Transformer-Empowered Actor-Critic Reinforcement Learning for Sequence-Aware Service Function Chain Partitioning
Cyril Shih-Huan Hsu, Anestis Dalgkitsis, Chrysa Papagianni, Paola Grosso
TL;DR
This work tackles Service Function Chain Partitioning (SFCP) in multi-domain NFV for 6G, where latency and privacy constraints demand scalable orchestration. It introduces SDAC, a Transformer-empowered actor-critic DRL framework that models VNFs as a sequence with self-attention in both the actor and a transformer-based critic, enabling coordinated and parallel decisions. Two novel training mechanisms, $ ext{$ ext{ε}$-LoPe}$ exploration and Asymptotic Return Normalization (ARN), stabilize learning and accelerate convergence, while a differentiable action representation allows end-to-end optimization.
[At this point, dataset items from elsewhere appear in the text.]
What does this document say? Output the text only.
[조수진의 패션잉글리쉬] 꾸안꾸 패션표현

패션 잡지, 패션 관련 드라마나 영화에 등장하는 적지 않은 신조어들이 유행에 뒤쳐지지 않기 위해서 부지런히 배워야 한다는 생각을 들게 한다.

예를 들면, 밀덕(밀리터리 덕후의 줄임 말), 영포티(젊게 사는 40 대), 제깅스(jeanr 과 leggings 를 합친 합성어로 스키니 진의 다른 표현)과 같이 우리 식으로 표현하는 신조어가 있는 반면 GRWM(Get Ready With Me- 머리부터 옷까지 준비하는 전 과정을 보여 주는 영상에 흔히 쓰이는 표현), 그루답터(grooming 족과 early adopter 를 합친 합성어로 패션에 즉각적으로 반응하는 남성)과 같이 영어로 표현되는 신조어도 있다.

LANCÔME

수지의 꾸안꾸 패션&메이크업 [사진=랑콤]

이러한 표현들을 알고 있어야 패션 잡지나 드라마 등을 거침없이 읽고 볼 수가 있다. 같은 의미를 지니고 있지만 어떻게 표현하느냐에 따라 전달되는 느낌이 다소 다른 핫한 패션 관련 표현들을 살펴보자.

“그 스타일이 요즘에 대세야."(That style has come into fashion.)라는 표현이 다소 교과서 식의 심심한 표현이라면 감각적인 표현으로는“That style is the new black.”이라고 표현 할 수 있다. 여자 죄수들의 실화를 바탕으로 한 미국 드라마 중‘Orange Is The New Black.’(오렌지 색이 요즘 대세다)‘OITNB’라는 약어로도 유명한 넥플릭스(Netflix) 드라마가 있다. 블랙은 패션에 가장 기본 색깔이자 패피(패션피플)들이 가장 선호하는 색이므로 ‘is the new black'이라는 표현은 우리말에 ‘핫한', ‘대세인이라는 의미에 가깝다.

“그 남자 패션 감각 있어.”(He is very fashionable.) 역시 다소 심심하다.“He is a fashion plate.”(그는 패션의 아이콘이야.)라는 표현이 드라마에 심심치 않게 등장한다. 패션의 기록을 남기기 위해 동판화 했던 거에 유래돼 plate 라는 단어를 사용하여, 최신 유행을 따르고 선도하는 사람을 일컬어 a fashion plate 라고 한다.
Experimental results show that SDAC achieves higher long-term acceptance rates, improved resource utilization, and scalable inference compared with state-of-the-art meta-heuristic and DRL baselines, suggesting practical potential for intelligent, multi-domain network orchestration in beyond-5G/6G environments.
Abstract
In the forthcoming era of 6G networks, characterized by unprecedented data rates, ultra-low latency, and extensive connectivity, effective management of Virtualized Network Functions (VNFs) is essential. VNFs are software-based counterparts of traditional hardware devices that facilitate flexible and scalable service provisioning. Service Function Chains (SFCs), structured as ordered sequences of VNFs, are pivotal in orchestrating complex network services. Nevertheless, partitioning SFCs across multi-domain network infrastructures presents substantial challenges due to stringent latency constraints and limited resource availability. Conventional optimization-based methods typically exhibit low scalability, whereas existing data-driven approaches often fail to adequately balance computational efficiency with the capability to effectively account for dependencies inherent in SFCs. To overcome these limitations, we introduce a Transformer-empowered actor-critic framework specifically designed for sequence-aware SFC partitioning. By utilizing the self-attention mechanism, our approach effectively models complex inter-dependencies among VNFs, facilitating coordinated and parallelized decision-making processes. Additionally, we enhance training stability and convergence using $ε$-LoPe exploration strategy as well as Asymptotic Return Normalization. Comprehensive simulation results demonstrate that the proposed methodology outperforms existing state-of-the-art solutions in terms of long-term acceptance rates, resource utilization efficiency, and scalability, while achieving rapid inference. This study not only advances intelligent network orchestration by delivering a scalable and robust solution for SFC partitioning within emerging 6G environments, but also bridging recent advancements in Large Language Models (LLMs) with the optimization of next-generation networks.